Accusation à laquelle Roland Rémy, président de l’Ordre des chirurgiens dentistes du Nord, rétorque : « On n’y a aucun intérêt. Qu’on nous propose de mettre des amalgames ou des composites, c’est exactement le même coût de revient. » Faux. L’amalgame au mercure est plus facile et plus rapide à poser. Les dentistes ont donc intérêt à l’utiliser, comme en témoigne Sandrine G. : « Le soin à l’amalgame coûte beaucoup moins cher que le soin au composite. Depuis que je ne pose plus d’amalgames, je fais une croix sur 10 000 euros de revenus par an. »

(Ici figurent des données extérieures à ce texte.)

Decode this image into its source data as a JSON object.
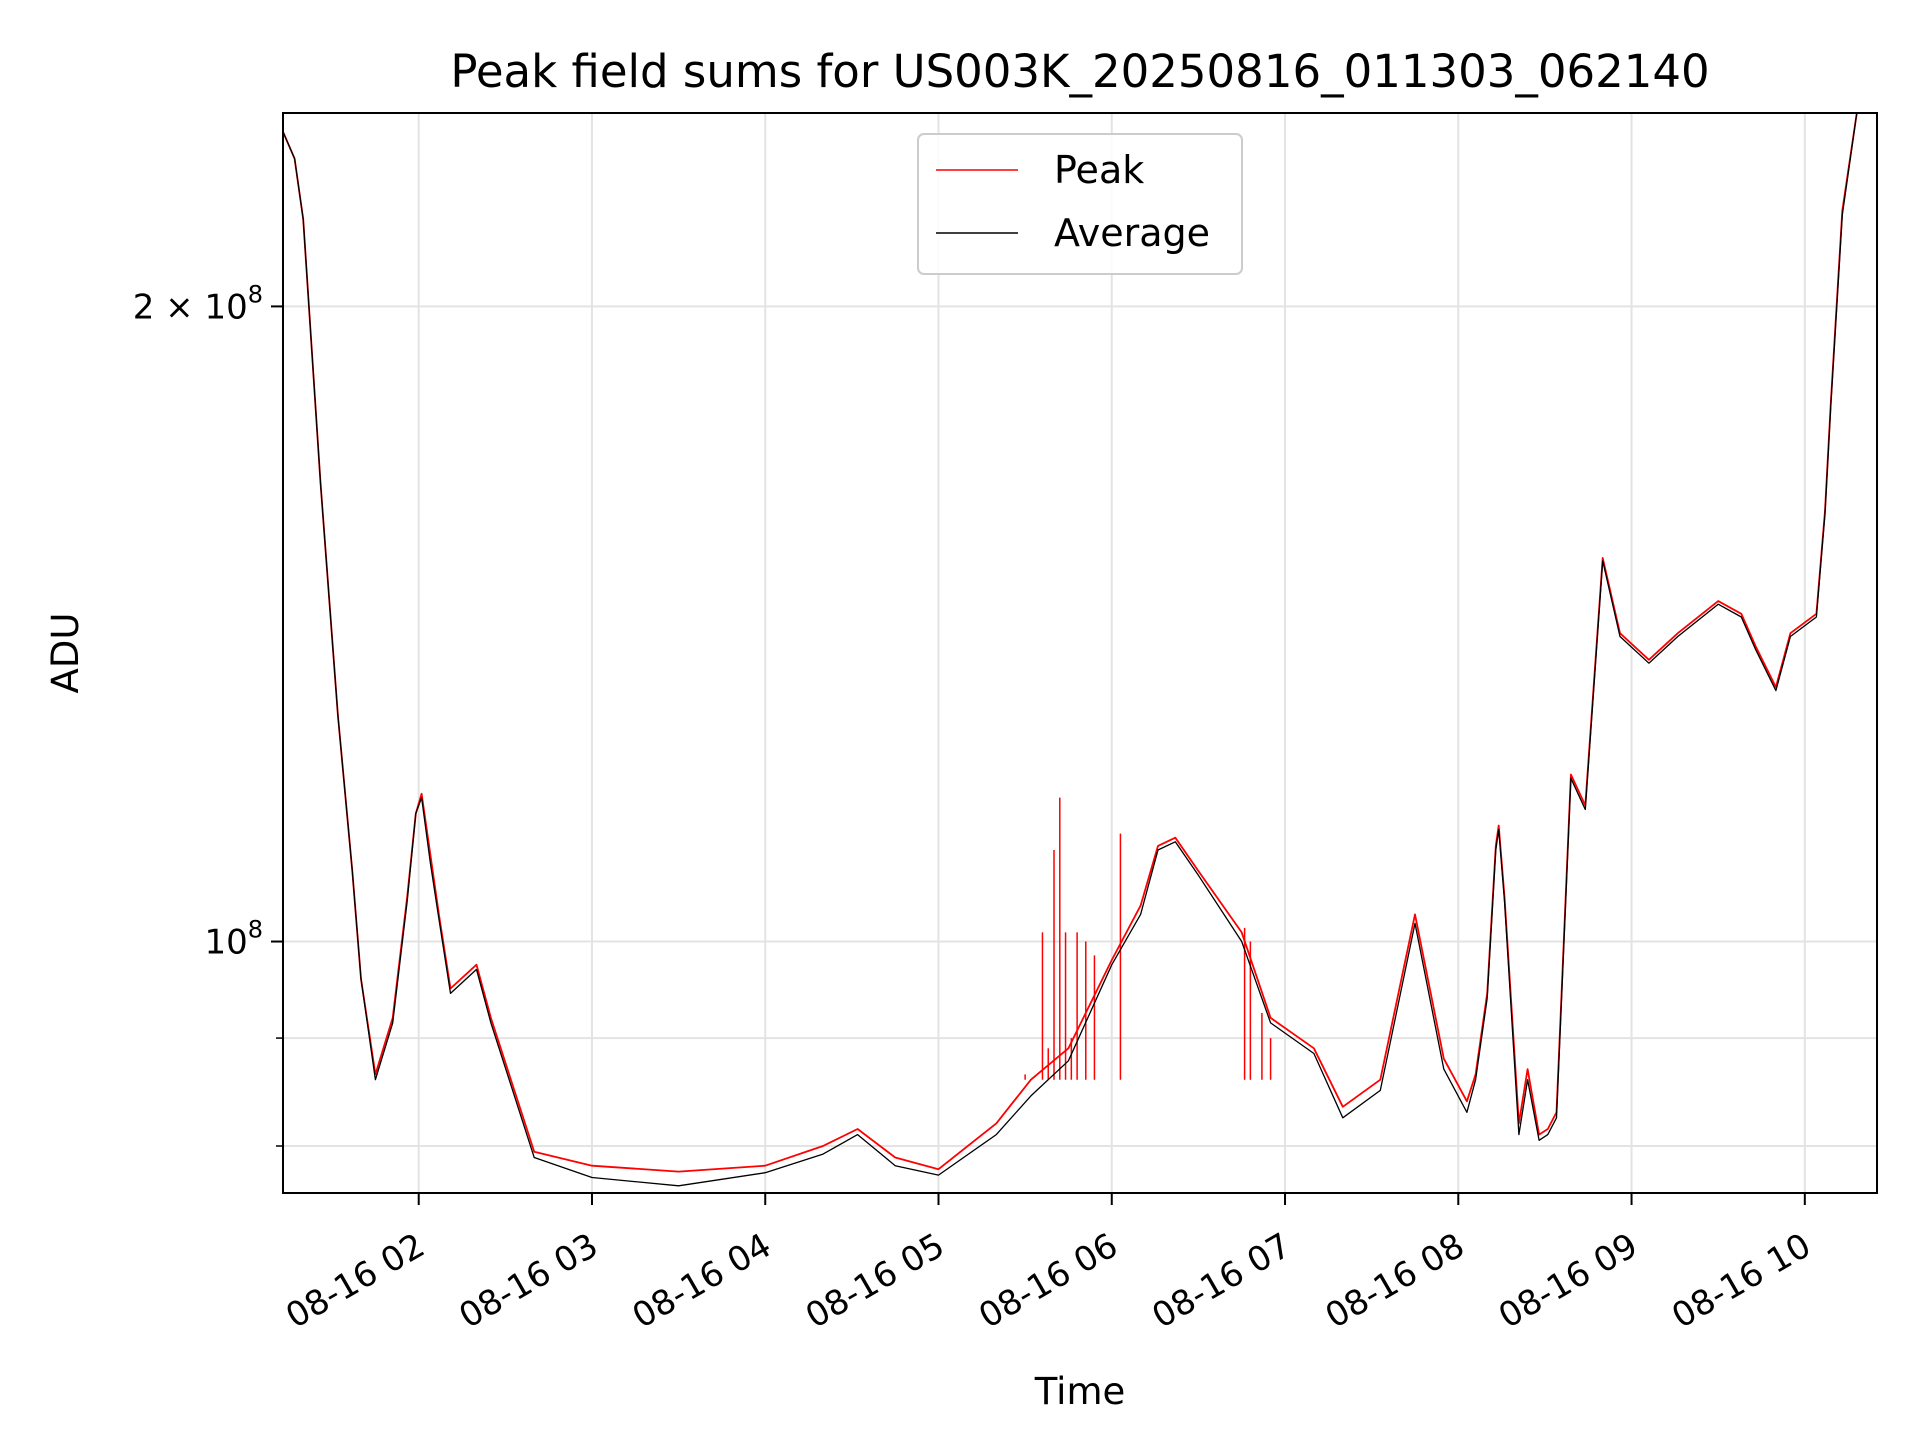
{
  "chart_data": {
    "type": "line",
    "title": "Peak field sums for US003K_20250816_011303_062140",
    "xlabel": "Time",
    "ylabel": "ADU",
    "x_axis": "datetime",
    "y_scale": "log",
    "xlim": [
      "2025-08-16 01:13",
      "2025-08-16 10:25"
    ],
    "ylim": [
      76000000,
      247000000
    ],
    "grid": true,
    "legend": "top-center",
    "x_ticks": [
      {
        "value": "2025-08-16 02:00",
        "label": "08-16 02"
      },
      {
        "value": "2025-08-16 03:00",
        "label": "08-16 03"
      },
      {
        "value": "2025-08-16 04:00",
        "label": "08-16 04"
      },
      {
        "value": "2025-08-16 05:00",
        "label": "08-16 05"
      },
      {
        "value": "2025-08-16 06:00",
        "label": "08-16 06"
      },
      {
        "value": "2025-08-16 07:00",
        "label": "08-16 07"
      },
      {
        "value": "2025-08-16 08:00",
        "label": "08-16 08"
      },
      {
        "value": "2025-08-16 09:00",
        "label": "08-16 09"
      },
      {
        "value": "2025-08-16 10:00",
        "label": "08-16 10"
      }
    ],
    "y_ticks_major": [
      {
        "value": 100000000,
        "base": "10",
        "exp": "8",
        "coef": ""
      },
      {
        "value": 200000000,
        "base": "10",
        "exp": "8",
        "coef": "2 × "
      }
    ],
    "y_ticks_minor": [
      80000000,
      90000000
    ],
    "series": [
      {
        "name": "Peak",
        "color": "#ff0000",
        "x": [
          "2025-08-16 01:13",
          "2025-08-16 01:17",
          "2025-08-16 01:20",
          "2025-08-16 01:26",
          "2025-08-16 01:32",
          "2025-08-16 01:37",
          "2025-08-16 01:40",
          "2025-08-16 01:45",
          "2025-08-16 01:51",
          "2025-08-16 01:56",
          "2025-08-16 01:59",
          "2025-08-16 02:01",
          "2025-08-16 02:04",
          "2025-08-16 02:07",
          "2025-08-16 02:11",
          "2025-08-16 02:20",
          "2025-08-16 02:25",
          "2025-08-16 02:40",
          "2025-08-16 03:00",
          "2025-08-16 03:30",
          "2025-08-16 04:00",
          "2025-08-16 04:20",
          "2025-08-16 04:32",
          "2025-08-16 04:45",
          "2025-08-16 05:00",
          "2025-08-16 05:20",
          "2025-08-16 05:32",
          "2025-08-16 05:45",
          "2025-08-16 06:00",
          "2025-08-16 06:10",
          "2025-08-16 06:16",
          "2025-08-16 06:22",
          "2025-08-16 06:30",
          "2025-08-16 06:45",
          "2025-08-16 06:55",
          "2025-08-16 07:10",
          "2025-08-16 07:20",
          "2025-08-16 07:33",
          "2025-08-16 07:45",
          "2025-08-16 07:55",
          "2025-08-16 08:03",
          "2025-08-16 08:06",
          "2025-08-16 08:10",
          "2025-08-16 08:13",
          "2025-08-16 08:14",
          "2025-08-16 08:16",
          "2025-08-16 08:21",
          "2025-08-16 08:24",
          "2025-08-16 08:28",
          "2025-08-16 08:31",
          "2025-08-16 08:34",
          "2025-08-16 08:39",
          "2025-08-16 08:44",
          "2025-08-16 08:50",
          "2025-08-16 08:56",
          "2025-08-16 09:06",
          "2025-08-16 09:16",
          "2025-08-16 09:30",
          "2025-08-16 09:38",
          "2025-08-16 09:43",
          "2025-08-16 09:50",
          "2025-08-16 09:55",
          "2025-08-16 10:04",
          "2025-08-16 10:07",
          "2025-08-16 10:09",
          "2025-08-16 10:13",
          "2025-08-16 10:18"
        ],
        "y": [
          242000000,
          235000000,
          220000000,
          165000000,
          128000000,
          108000000,
          96000000,
          86500000,
          92000000,
          105000000,
          115000000,
          117500000,
          110000000,
          103000000,
          95000000,
          97500000,
          92000000,
          79500000,
          78300000,
          77800000,
          78300000,
          80000000,
          81500000,
          79000000,
          78000000,
          82000000,
          86000000,
          89000000,
          98000000,
          104000000,
          111000000,
          112000000,
          108000000,
          101000000,
          92000000,
          89000000,
          83500000,
          86000000,
          103000000,
          88000000,
          84000000,
          86500000,
          94500000,
          111000000,
          113500000,
          105000000,
          82000000,
          87000000,
          81000000,
          81500000,
          83000000,
          120000000,
          116000000,
          152000000,
          140000000,
          136000000,
          140000000,
          145000000,
          143000000,
          138000000,
          132000000,
          140000000,
          143000000,
          160000000,
          180000000,
          222000000,
          247000000
        ]
      },
      {
        "name": "Average",
        "color": "#000000",
        "x": [
          "2025-08-16 01:13",
          "2025-08-16 01:17",
          "2025-08-16 01:20",
          "2025-08-16 01:26",
          "2025-08-16 01:32",
          "2025-08-16 01:37",
          "2025-08-16 01:40",
          "2025-08-16 01:45",
          "2025-08-16 01:51",
          "2025-08-16 01:56",
          "2025-08-16 01:59",
          "2025-08-16 02:01",
          "2025-08-16 02:04",
          "2025-08-16 02:07",
          "2025-08-16 02:11",
          "2025-08-16 02:20",
          "2025-08-16 02:25",
          "2025-08-16 02:40",
          "2025-08-16 03:00",
          "2025-08-16 03:30",
          "2025-08-16 04:00",
          "2025-08-16 04:20",
          "2025-08-16 04:32",
          "2025-08-16 04:45",
          "2025-08-16 05:00",
          "2025-08-16 05:20",
          "2025-08-16 05:32",
          "2025-08-16 05:45",
          "2025-08-16 06:00",
          "2025-08-16 06:10",
          "2025-08-16 06:16",
          "2025-08-16 06:22",
          "2025-08-16 06:30",
          "2025-08-16 06:45",
          "2025-08-16 06:55",
          "2025-08-16 07:10",
          "2025-08-16 07:20",
          "2025-08-16 07:33",
          "2025-08-16 07:45",
          "2025-08-16 07:55",
          "2025-08-16 08:03",
          "2025-08-16 08:06",
          "2025-08-16 08:10",
          "2025-08-16 08:13",
          "2025-08-16 08:14",
          "2025-08-16 08:16",
          "2025-08-16 08:21",
          "2025-08-16 08:24",
          "2025-08-16 08:28",
          "2025-08-16 08:31",
          "2025-08-16 08:34",
          "2025-08-16 08:39",
          "2025-08-16 08:44",
          "2025-08-16 08:50",
          "2025-08-16 08:56",
          "2025-08-16 09:06",
          "2025-08-16 09:16",
          "2025-08-16 09:30",
          "2025-08-16 09:38",
          "2025-08-16 09:43",
          "2025-08-16 09:50",
          "2025-08-16 09:55",
          "2025-08-16 10:04",
          "2025-08-16 10:07",
          "2025-08-16 10:09",
          "2025-08-16 10:13",
          "2025-08-16 10:18"
        ],
        "y": [
          242000000,
          235000000,
          220000000,
          165000000,
          128000000,
          108000000,
          96000000,
          86000000,
          91500000,
          104500000,
          115000000,
          117000000,
          109000000,
          102500000,
          94500000,
          97000000,
          91500000,
          79000000,
          77300000,
          76600000,
          77700000,
          79300000,
          81000000,
          78300000,
          77500000,
          81000000,
          84500000,
          87800000,
          97500000,
          103000000,
          110500000,
          111500000,
          107500000,
          100000000,
          91500000,
          88500000,
          82500000,
          85000000,
          102000000,
          87000000,
          83000000,
          86000000,
          94000000,
          110500000,
          113000000,
          104500000,
          81000000,
          86000000,
          80500000,
          81000000,
          82500000,
          119500000,
          115500000,
          151500000,
          139500000,
          135500000,
          139500000,
          144500000,
          142500000,
          137500000,
          131500000,
          139500000,
          142500000,
          159500000,
          179500000,
          221000000,
          247000000
        ]
      }
    ],
    "spikes": {
      "series": "Peak",
      "color": "#ff0000",
      "x": [
        "2025-08-16 05:30",
        "2025-08-16 05:36",
        "2025-08-16 05:38",
        "2025-08-16 05:40",
        "2025-08-16 05:42",
        "2025-08-16 05:44",
        "2025-08-16 05:46",
        "2025-08-16 05:48",
        "2025-08-16 05:51",
        "2025-08-16 05:54",
        "2025-08-16 06:03",
        "2025-08-16 06:46",
        "2025-08-16 06:48",
        "2025-08-16 06:52",
        "2025-08-16 06:55"
      ],
      "y": [
        86500000,
        101000000,
        89000000,
        110500000,
        117000000,
        101000000,
        90000000,
        101000000,
        100000000,
        98500000,
        112500000,
        101500000,
        100000000,
        92500000,
        90000000
      ]
    }
  }
}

Les amalgames seraient-ils plus économiques pour les caisses de la Sécurité sociale ? Plus résistants, ils doivent être changés trois fois moins souvent que les composites. Donc trois fois moins d’actes à rembourser. « C’est un produit qui n’est pas cher et qui présente des qualités de longévité. Pour la Sécu, c’est un impact économique extraordinaire », assure le chercheur sur les biomatériaux Harmurt-Frederic Hildebrand, qui a participé aux débats de l’Afssaps. La Sécurité sociale, elle, dément.

Un intérêt économique mais aussi un intérêt politique. Difficile pour le gouvernement de reconnaître le danger de l’amalgame au mercure après des années d’utilisation. Pour Harmurt-Frederic Hildebrand, l’Etat veut éviter « une hystérie nationale ». Et Jean-Marie Danze, le consultant belge, de conclure : « Si l’on interdit les amalgames, il y aura d’énormes procès, bien plus que pour l’amiante. L’Etat n’a pas envie de débourser de l’argent à cause d’erreurs passées devenues inavouables. »

* Les noms ont été changés.

Pauline Froissart Audrey Garric Marine Pennetier (Ecole supérieure de journalisme de Lille)

Suite à l’attribution du Prix de l’Information Sociale 2009, cette enquête a été publiée, dans une version rallongée, par le site d’information Mediapart, le 30 juin 2009.